New Anaïs Nin Podcast and A Café in Space

We are celebrating Anaïs Nin’s 114th birthday with two major events: First, the publication of the 14th volume of A Café in Space: The Anaïs Nin Literary Journal, and the 24th episode of The Anaïs Nin Podcast.

The theme of this year’s A Café in Space is twofold: erotica and Nin’s relationship with her parents. Scholars from India and England look at Nin’s childhood and how it affected her life: Kastoori Barua’s essay uses popular theory to explain how Nin’s life choices were influenced by the unusual relationship she had with both parents, while Jean Owen explores adult-onset incest, using Nin and Kathryn Harrison as examples. Casandra Lim uses Freud’s theory of Oedipus to explains Nin’s relationships. The erotica aspect comes from the recent release of Nin’s long-lost collection Auletris: Erotica, and we present the introduction to the book as well as a lengthy excerpt. Erotica writer Lana Fox then uses Auletris as inspiration for her short story “L’Étalion.”

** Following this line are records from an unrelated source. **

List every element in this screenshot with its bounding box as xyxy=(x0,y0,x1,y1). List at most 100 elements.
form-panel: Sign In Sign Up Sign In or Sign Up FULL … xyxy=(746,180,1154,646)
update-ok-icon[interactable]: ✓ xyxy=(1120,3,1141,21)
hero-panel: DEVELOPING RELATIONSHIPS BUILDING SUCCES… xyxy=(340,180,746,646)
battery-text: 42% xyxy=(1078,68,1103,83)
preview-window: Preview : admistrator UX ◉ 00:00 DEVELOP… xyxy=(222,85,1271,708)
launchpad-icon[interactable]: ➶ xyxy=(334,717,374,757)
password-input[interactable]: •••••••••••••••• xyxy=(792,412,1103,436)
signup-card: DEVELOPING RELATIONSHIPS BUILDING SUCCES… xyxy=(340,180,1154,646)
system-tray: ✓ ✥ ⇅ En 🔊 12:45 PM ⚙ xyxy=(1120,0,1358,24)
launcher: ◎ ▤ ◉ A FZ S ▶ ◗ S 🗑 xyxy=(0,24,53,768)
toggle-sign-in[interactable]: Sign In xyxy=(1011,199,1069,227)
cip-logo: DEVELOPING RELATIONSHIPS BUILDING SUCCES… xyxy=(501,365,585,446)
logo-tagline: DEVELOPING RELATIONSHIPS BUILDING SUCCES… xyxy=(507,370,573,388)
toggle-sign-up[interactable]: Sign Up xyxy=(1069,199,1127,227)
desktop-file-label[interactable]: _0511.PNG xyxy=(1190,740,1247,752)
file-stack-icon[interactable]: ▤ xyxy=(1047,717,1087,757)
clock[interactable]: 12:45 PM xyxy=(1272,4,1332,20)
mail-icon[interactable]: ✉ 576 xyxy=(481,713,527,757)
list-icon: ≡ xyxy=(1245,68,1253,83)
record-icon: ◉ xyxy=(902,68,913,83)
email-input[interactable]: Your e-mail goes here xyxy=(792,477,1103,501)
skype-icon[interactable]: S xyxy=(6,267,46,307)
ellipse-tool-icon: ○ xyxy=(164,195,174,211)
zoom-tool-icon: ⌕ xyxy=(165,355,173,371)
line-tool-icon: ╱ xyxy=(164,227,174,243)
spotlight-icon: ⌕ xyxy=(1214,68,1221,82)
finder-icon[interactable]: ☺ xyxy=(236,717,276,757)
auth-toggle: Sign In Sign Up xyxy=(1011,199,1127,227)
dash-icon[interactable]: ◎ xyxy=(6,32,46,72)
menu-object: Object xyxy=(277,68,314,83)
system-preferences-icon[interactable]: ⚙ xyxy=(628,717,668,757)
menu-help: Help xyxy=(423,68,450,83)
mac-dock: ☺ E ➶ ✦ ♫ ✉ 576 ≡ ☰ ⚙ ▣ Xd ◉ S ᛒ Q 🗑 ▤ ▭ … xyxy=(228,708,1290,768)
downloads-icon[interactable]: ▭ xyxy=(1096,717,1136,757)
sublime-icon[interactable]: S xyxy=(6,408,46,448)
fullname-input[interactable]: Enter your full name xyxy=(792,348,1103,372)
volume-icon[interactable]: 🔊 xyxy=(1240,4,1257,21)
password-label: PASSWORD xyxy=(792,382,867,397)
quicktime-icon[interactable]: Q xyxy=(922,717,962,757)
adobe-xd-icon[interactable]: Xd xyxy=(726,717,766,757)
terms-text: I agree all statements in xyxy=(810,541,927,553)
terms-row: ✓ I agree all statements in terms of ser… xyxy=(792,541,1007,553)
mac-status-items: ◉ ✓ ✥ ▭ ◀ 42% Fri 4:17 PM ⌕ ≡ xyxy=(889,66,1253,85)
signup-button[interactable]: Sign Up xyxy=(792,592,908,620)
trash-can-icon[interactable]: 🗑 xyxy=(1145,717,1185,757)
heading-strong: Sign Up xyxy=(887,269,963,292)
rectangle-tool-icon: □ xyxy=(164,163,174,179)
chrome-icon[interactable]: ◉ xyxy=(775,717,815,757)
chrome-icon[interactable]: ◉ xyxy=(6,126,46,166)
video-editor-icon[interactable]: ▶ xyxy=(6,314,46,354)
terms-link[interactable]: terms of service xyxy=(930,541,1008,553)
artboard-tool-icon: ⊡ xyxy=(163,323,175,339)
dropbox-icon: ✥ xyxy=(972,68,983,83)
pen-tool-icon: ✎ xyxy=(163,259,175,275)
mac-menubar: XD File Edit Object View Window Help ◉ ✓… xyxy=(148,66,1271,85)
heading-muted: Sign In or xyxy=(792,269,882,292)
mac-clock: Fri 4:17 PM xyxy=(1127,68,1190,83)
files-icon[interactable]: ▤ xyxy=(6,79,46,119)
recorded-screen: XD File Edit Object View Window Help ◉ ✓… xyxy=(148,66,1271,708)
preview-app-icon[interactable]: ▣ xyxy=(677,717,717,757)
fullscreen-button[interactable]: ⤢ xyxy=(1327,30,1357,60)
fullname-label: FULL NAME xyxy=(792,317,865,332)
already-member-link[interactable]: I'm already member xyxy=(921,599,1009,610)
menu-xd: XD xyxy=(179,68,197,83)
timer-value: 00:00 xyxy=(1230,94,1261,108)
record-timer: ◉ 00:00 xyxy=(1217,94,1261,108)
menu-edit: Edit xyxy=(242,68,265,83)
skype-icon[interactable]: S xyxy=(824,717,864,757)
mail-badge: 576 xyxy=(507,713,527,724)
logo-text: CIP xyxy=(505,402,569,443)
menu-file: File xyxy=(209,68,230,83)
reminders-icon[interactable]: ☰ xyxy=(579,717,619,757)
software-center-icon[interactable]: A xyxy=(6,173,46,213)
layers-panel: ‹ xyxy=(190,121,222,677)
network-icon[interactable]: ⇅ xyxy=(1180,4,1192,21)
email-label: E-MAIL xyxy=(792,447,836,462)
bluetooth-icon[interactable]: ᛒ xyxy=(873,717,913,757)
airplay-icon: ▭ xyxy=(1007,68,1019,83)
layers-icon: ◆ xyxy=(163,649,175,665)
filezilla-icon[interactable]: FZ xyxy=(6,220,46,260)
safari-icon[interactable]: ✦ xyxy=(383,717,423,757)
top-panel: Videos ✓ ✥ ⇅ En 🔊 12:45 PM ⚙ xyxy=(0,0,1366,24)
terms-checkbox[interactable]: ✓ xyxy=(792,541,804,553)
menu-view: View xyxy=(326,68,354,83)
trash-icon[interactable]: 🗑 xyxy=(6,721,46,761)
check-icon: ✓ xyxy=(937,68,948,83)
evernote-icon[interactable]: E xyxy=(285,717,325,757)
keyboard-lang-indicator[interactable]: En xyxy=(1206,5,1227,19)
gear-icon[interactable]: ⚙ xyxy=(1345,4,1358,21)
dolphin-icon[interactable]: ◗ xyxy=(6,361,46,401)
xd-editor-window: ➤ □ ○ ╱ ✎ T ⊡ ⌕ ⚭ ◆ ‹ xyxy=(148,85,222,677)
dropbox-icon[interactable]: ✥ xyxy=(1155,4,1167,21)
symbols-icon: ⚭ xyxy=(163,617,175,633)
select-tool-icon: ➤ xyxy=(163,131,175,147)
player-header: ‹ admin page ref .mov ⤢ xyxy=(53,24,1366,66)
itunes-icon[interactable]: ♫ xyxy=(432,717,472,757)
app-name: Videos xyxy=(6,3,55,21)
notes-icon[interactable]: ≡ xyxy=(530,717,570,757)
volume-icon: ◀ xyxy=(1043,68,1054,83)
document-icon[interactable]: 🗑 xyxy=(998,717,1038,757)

Also included is never-before-published correspondence between Anaïs Nin, Joaquin Nin-Culmell and Eduardo Sanchez regarding contentious character descriptions of family members in the first volume of The Diary of Anaïs Nin, some of which is explosive.

CafeVol14-Cover-Draft-1

Nin scholars Simon Dubois Boucheraud and Jessica Gilbey also provide article to volume 14, while David Green treats us to his experiences in Durrell country in France. There is an excerpt from and a review of Kazim Ali’s new book Anaïs Nin: An Unprofessional Study and a tribute to John Ferrone from Tristine Rainer.

Short fiction, poetry and art are from Danica Davidson, Katie Doherty, Kennedy Gammage, Harry Kiakis, Steven Reigns, Chrissie Sepe, Colette Standish, David Wilde and Changming Yuan.

At $15, and with this caliber of work, it’s a steal.

Podcast 24 concentrates on the history and future of Anaïs Nin’s diary publication. As you may know, we are fast approaching the May 2017 release of the sixth unexpurgated diary, Trapeze, which covers the beginning of Nin’s double life with husband Hugh Guiler and lover Rupert Pole on opposite ends of the country. We talk about the misconceptions behind the original series (the controversy surrounding the “missing husband”), the development of the early diary series, and a look at the rocky unexpurgated series, one which has reached incredible heights with Henry and June, and horrible lows after Incest was published in 1992, setting up the collapse of Nin’s popularity. I talk about the editing of both Mirages and Trapeze, and the two future diaries, about which few know at this point.

Coming in at 20 minutes, I guarantee it’s worth the listen.

To listen to the podcast with iTunes, click here.
To listen without iTunes, click here.

To order volume 14 of A Café in Space, click here.
It is also available as a digital edition.

Sky Blue Press and Swallow Press team up for a new Anaïs Nin diary

Sky Blue Press has just signed a deal with Swallow/Ohio University Press to co-publish Trapeze: The Unexpurgated Diary of Anaïs Nin, 1947-1955. This partnership is a continuation of the one formed for the publication of the previous diary, Mirages (2013), which was the first Nin diary published since 1996.

Anais Nin and Rupert Pole, 1950s

Anais Nin and Rupert Pole, 1950s

Mirages begins when World War II forced Nin and her husband from Paris, and, as the title suggests, her post-Paris life isa series of failed attempts at both literary acceptance and romance. After a seven-year crossing of what Nin called a “desert,” she finally meets the man she feels will be the “One” for her, the young out-of-work actor from California, Rupert Pole.

Trapeze deals with the life Nin has chosen for herself—the double life, living part time with her husband Hugh Guiler in New York, and part time with Pole in Los Angeles. It is a brutally honest look at what seems to be an impossible arrangement, the maintaining of two lives, two men, two homes, and the lengths to which Nin went to keep her most audacious secret yet. What kept her from choosing one man over the other? Did she find true happiness? What sort of physical and psychological toll did this lifestyle have on her and her two men? And how did she handle the complete collapse of her writing career in the austere 1950s America? All of these questions will finally be answered.

Trapeze will be released in Spring 2017 in both print and ebook formats.